To the Editor: Chronic sleep difficulties, including reduced total sleep time and nightmares, are often a chief complaint of combat veterans with posttraumatic stress disorder (PTSD) (1). Trazodone, doxepin, and benzodiazepines can be used to treat insomnia in these patients (2). Benzodiazepines have the disadvantage of potential addiction or tolerance. Trazodone and doxepin can cause a morning hangover feeling, and tolerance to their sedative properties may occur.
Zolpidem is a nonbenzodiazepine imidazopyridine compound with unique characteristics that may confer advantages over conventional medications for sleep induction and maintenance in PTSD. It has a rapid onset, a short duration of action, and a low incidence of adverse effects. Zolpidem appears to have low addictive potential and few drug interactions (3). It is not associated with rapid eye movement (REM) rebound or tolerance (4). We have prescribed zolpidem for more than 50 veterans with PTSD and chronic sleep complaints, as illustrated by the following examples.
Case 1. The patient was a 50-year-old male Vietnam veteran with PTSD as diagnosed by the Clinician-Administered PTSD Scale (5). He also had major depression and alcohol dependence in full remission. The patient reported sleeping between one and four hours a night and experiencing frequent nightmares. Venlafaxine 75 mg a day and trazodone titrated up to 200 mg at bedtime were initiated. Trazodone was effective at higher doses, but a residual hangover effect occurred. Substituting zolpidem 10 mg at bedtime for the trazodone helped the patient gain two to three hours of sleep per night. He developed no side effects or tolerance in nine months on zolpidem.
Case 2. The patient, a 63-year-old male Korean War veteran with PTSD, had taken fluoxetine and clonazepam for the past six years; the most recent dosage was fluoxetine 40 mg per day and clonazepam .5 mg twice a day. He complained of receiving only three to four hours of intermittent sleep per night. Trazodone and doxepin were tried for insomnia but exacerbated the patient's restless leg syndrome and were therefore discontinued. Zolpidem 10 mg at bedtime was initiated, resulting in the patient's getting six or more hours of sleep a night. No loss of efficacy or side effects were noted in ten months of use of zolpidem on a nightly basis.

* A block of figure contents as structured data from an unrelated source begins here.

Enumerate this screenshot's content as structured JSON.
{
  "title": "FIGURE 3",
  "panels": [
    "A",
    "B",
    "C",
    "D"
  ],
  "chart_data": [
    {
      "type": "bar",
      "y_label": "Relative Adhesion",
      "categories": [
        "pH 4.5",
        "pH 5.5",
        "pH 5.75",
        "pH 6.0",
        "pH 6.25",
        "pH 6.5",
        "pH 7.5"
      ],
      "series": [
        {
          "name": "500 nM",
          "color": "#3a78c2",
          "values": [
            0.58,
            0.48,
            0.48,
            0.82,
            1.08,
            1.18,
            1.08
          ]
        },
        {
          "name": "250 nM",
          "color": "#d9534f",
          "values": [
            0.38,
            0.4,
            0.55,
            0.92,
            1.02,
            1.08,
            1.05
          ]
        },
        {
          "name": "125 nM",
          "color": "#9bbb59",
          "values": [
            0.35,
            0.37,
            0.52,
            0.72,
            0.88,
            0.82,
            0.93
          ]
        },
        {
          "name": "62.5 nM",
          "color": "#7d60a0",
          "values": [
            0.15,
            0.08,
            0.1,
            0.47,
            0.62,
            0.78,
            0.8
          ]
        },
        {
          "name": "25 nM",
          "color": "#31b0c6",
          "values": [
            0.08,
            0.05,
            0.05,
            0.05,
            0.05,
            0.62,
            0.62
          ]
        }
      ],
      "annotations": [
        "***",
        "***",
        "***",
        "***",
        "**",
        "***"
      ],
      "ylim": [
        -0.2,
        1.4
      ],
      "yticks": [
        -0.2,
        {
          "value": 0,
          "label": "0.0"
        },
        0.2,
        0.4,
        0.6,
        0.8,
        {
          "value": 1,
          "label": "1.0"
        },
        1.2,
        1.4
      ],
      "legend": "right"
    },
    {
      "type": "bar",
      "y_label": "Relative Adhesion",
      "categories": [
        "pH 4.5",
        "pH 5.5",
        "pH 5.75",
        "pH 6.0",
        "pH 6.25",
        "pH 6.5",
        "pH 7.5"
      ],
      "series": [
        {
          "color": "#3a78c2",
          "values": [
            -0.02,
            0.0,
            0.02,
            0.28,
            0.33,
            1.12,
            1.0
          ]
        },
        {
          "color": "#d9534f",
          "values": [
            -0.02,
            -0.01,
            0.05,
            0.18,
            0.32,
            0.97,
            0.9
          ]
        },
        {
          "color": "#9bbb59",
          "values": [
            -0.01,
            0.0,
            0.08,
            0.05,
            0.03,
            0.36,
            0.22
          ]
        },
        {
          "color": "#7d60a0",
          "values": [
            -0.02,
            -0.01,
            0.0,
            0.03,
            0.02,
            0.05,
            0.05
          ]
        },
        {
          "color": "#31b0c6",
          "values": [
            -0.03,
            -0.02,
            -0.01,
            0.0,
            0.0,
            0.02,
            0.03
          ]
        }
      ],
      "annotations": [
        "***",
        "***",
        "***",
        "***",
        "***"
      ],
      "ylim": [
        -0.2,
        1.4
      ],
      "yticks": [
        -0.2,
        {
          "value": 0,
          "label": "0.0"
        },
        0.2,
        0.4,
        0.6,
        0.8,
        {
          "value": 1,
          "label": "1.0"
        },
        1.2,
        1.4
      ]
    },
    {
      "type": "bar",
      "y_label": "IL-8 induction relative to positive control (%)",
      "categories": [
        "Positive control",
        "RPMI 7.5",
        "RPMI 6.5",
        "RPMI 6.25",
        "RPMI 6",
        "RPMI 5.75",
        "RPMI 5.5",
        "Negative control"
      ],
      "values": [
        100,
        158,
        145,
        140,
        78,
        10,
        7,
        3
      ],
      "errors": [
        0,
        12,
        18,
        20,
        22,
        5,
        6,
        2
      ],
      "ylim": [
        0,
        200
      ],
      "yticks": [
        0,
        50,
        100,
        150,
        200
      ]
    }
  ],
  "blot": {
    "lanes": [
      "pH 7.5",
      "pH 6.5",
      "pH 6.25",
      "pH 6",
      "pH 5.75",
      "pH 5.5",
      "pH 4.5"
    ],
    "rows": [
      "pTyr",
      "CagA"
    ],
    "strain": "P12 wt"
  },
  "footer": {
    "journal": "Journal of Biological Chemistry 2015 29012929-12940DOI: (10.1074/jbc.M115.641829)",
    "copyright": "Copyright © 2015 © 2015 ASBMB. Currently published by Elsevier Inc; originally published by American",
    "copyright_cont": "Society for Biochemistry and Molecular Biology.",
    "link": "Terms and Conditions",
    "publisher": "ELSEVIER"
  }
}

Case 3. The patient, a 52-year-old male Vietnam combat veteran diagnosed with PTSD by the Clinician-Administered PTSD Scale, reported severe nightmares nightly in which he awoke sweating profusely, was "ready to shoot at the enemy," and was unable to go back to sleep. He slept a total of two to four hours a night. He was treated with nefazodone 150 mg twice a day and risperidone 5 mg at bedtime. However, he felt oversedated, and one month later zolpidem up to 20 mg was substituted for risperidone. Subsequently, the patient's sleep maintenance improved, the frequency and intensity of his nightmares decreased, and he reported feeling well rested. He showed no evidence of tolerance after taking zolpidem nightly for 13 months.
We have used zolpidem for many veterans with PTSD-associated insomnia. Of the first 32 PTSD patients treated with zolpidem in our clinic, 25 remain on zolpidem and report an improvement in insomnia with no side effects. Some have taken zolpidem for as long as 20 months. The other seven PTSD patients discontinued zolpidem due to lack of efficacy; none discontinued it due to adverse effects.

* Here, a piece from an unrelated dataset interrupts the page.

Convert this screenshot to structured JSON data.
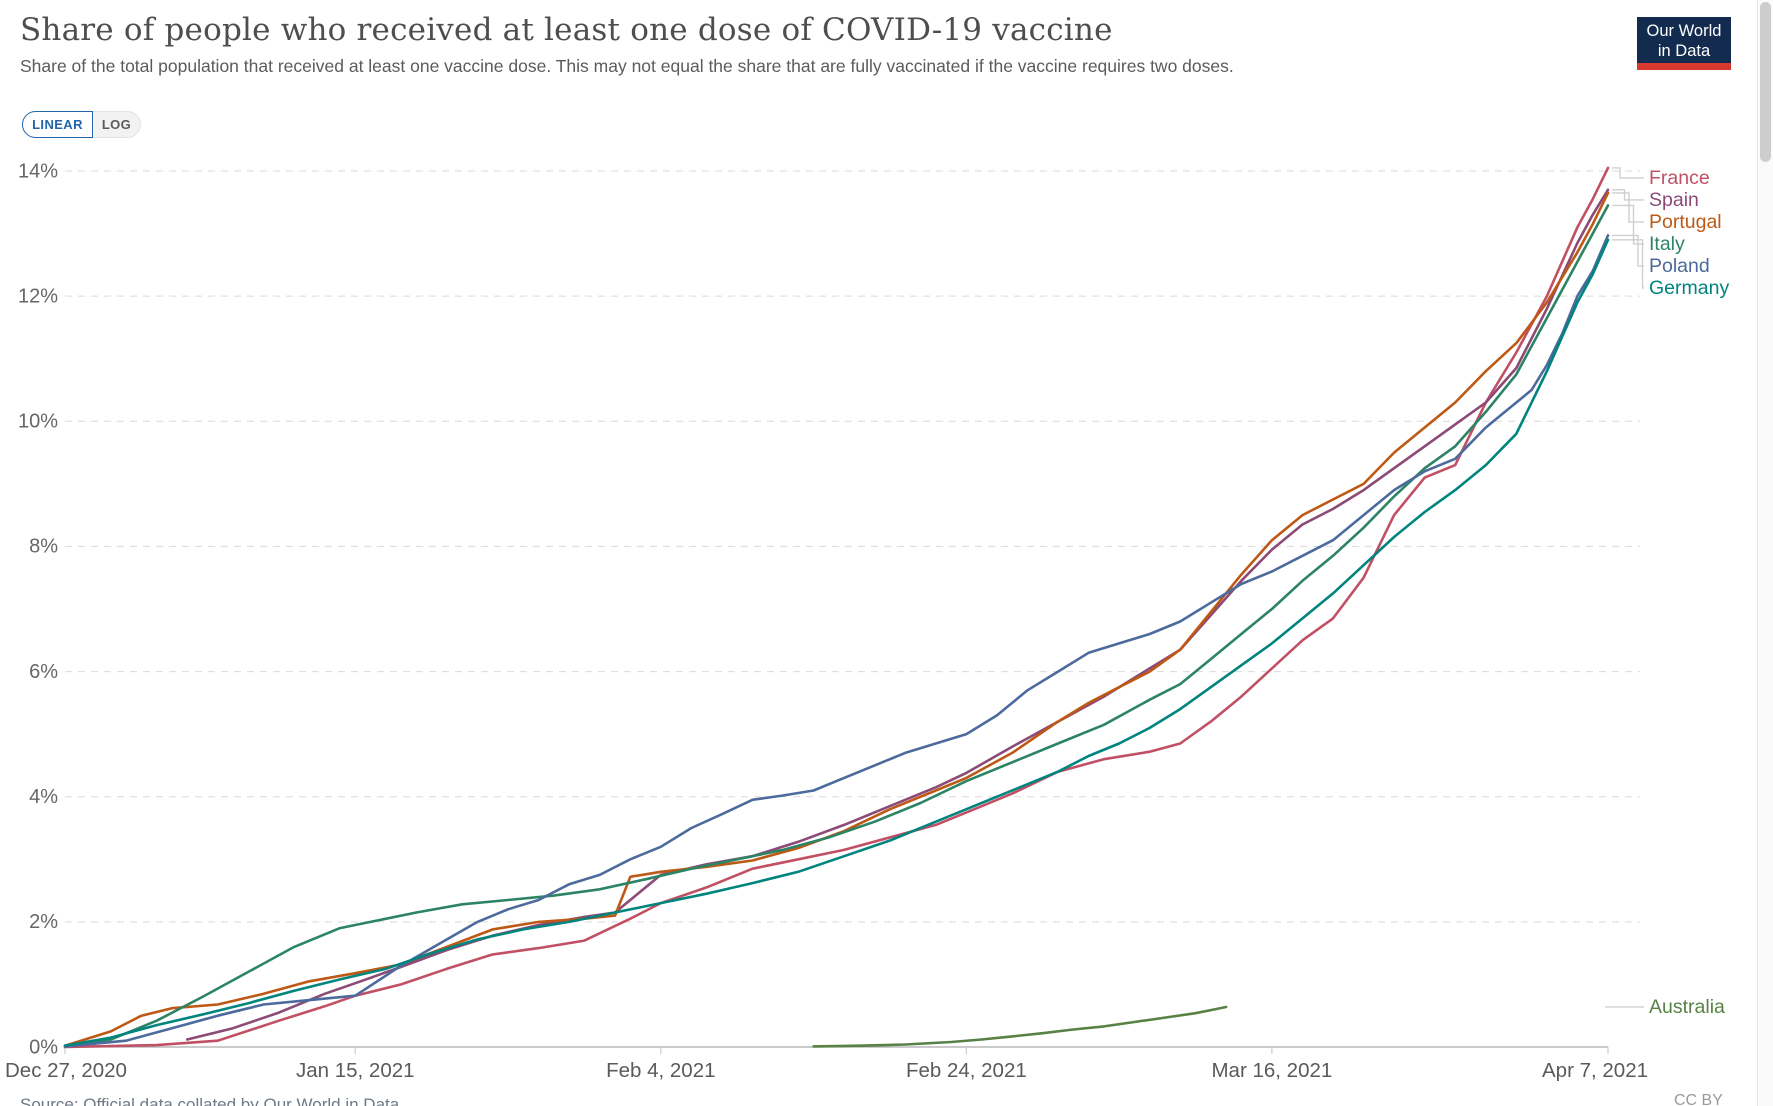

Our clinical experience indicates that zolpidem is beneficial in treating PTSD-associated insomnia in most veterans and in alleviating nightmares in some veterans with PTSD. Controlled studies are needed to more fully elucidate the impact of zolpidem on insomnia, nightmares, and other symptoms of PTSD.
Dr. Dieperink and Ms. Drogemuller are affiliated with the Veterans Affairs Medical Center in Minneapolis. Dr. Dieperink is the medical director of the PTSD team and also assistant professor in the department of psychiatry at the University of Minnesota Medical School in Minneapolis.